Bebeklerde Altıncı Hastalık Tedavisi
- Hastalık 1 haftaya kadar sürebilir. Tehlikeli olmayan ve spesifik bir tedavi gerektirmeyen bir hastalıktır. Ancak 3-4 günlük şiddetli ateş döneminde %6-15 sıklığında ateşli havale görülebilmektedir. Bazı hastalarda özellikle bağışıklık sistemi baskılanmış olanlarda nadiren de olsa akciğer, beyin dokusu ve karaciğer iltihapları olabilmektedir.
- Antibiyotik tedavisi gerektirmez. Bol sıvı alımı ve istirahat önemlidir. Ateşi düşürmek ve ateşli havale riskini azaltmak amacıyla ateş düşürücüler kullanılabilir ve ılık banyo yaptırılabilir. Bağışıklığı baskılanmış bireylerde veya akciğer, beyin veya karaciğer iltihabı olan olgularda ileri merkezde yatırılarak antiviral tedavi uygulanmalıdır.

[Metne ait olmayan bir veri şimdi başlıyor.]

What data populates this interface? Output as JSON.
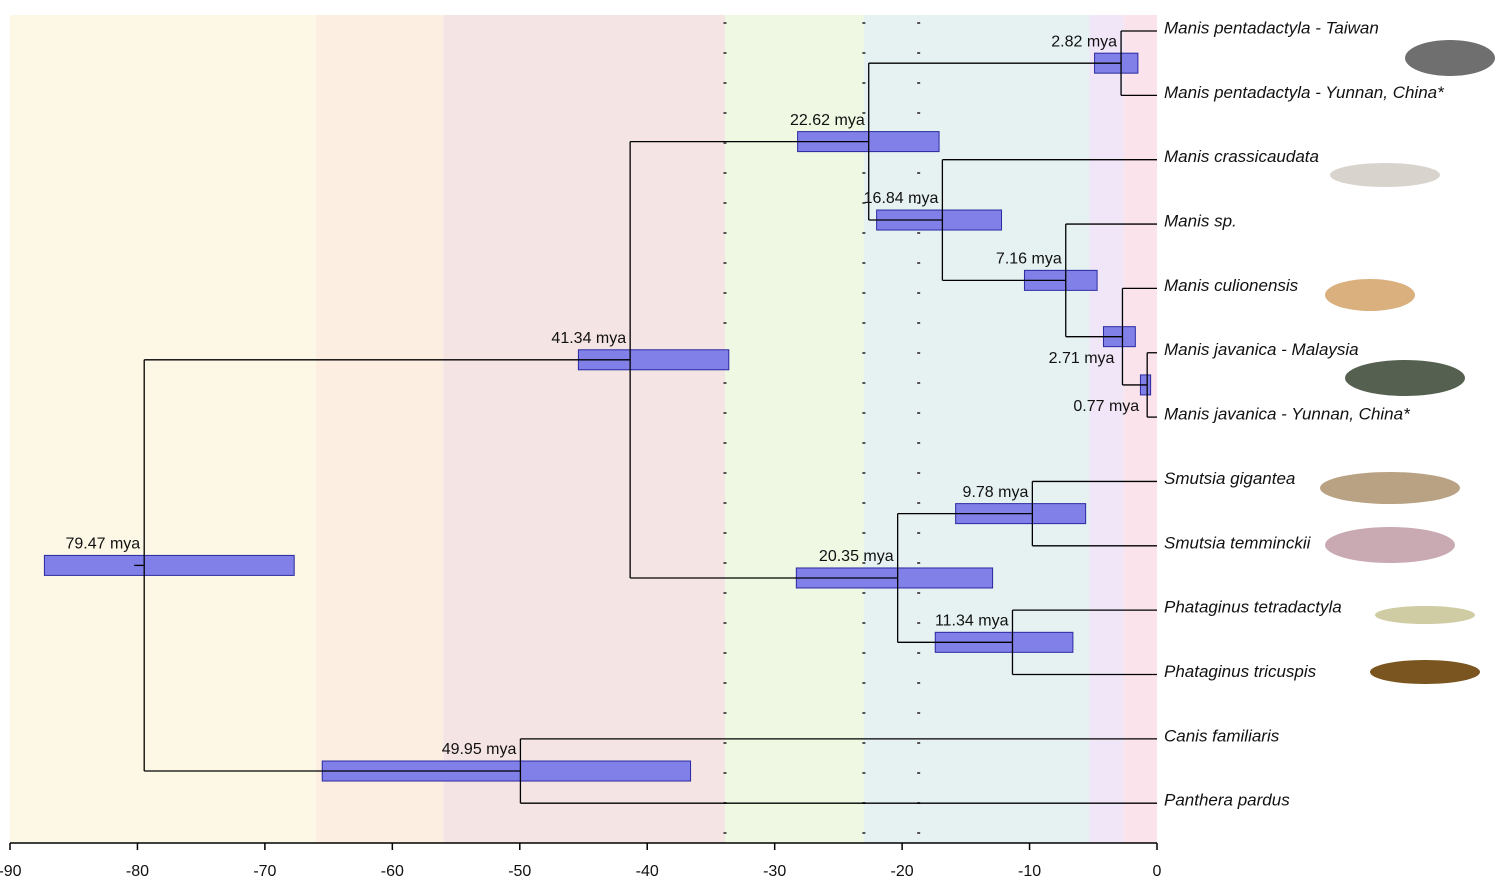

- Henüz bir aşısı yoktur. Bulaşıcılığı çok fazla olmadığı için izolasyon önerilmez. Hijyen kurallarına uyma ve sık el yıkama uygun korunma yöntemleridir.
Bu belirtilere dikkat edin
- Bebeğin ateşi düşmeden döküntüler başlamışsa,
- 3-4 günlük ateş dönemi geçtikten sonra tekrar ateşlenirse,
- Dalgınlık, uykuya eğilim ve halüsinasyonlar olursa,
- Ciddi baş ağrısı,
- Ense sertliği ve tekrarlayan kusmalar olursa,
Su kaybı bulguları varsa ve genel durumu kötü ise tekrar doktora başvurulmalıdır. Başka bir hastalık olabilir. Buna yönelik tetkik ve tedavi gerekebilir.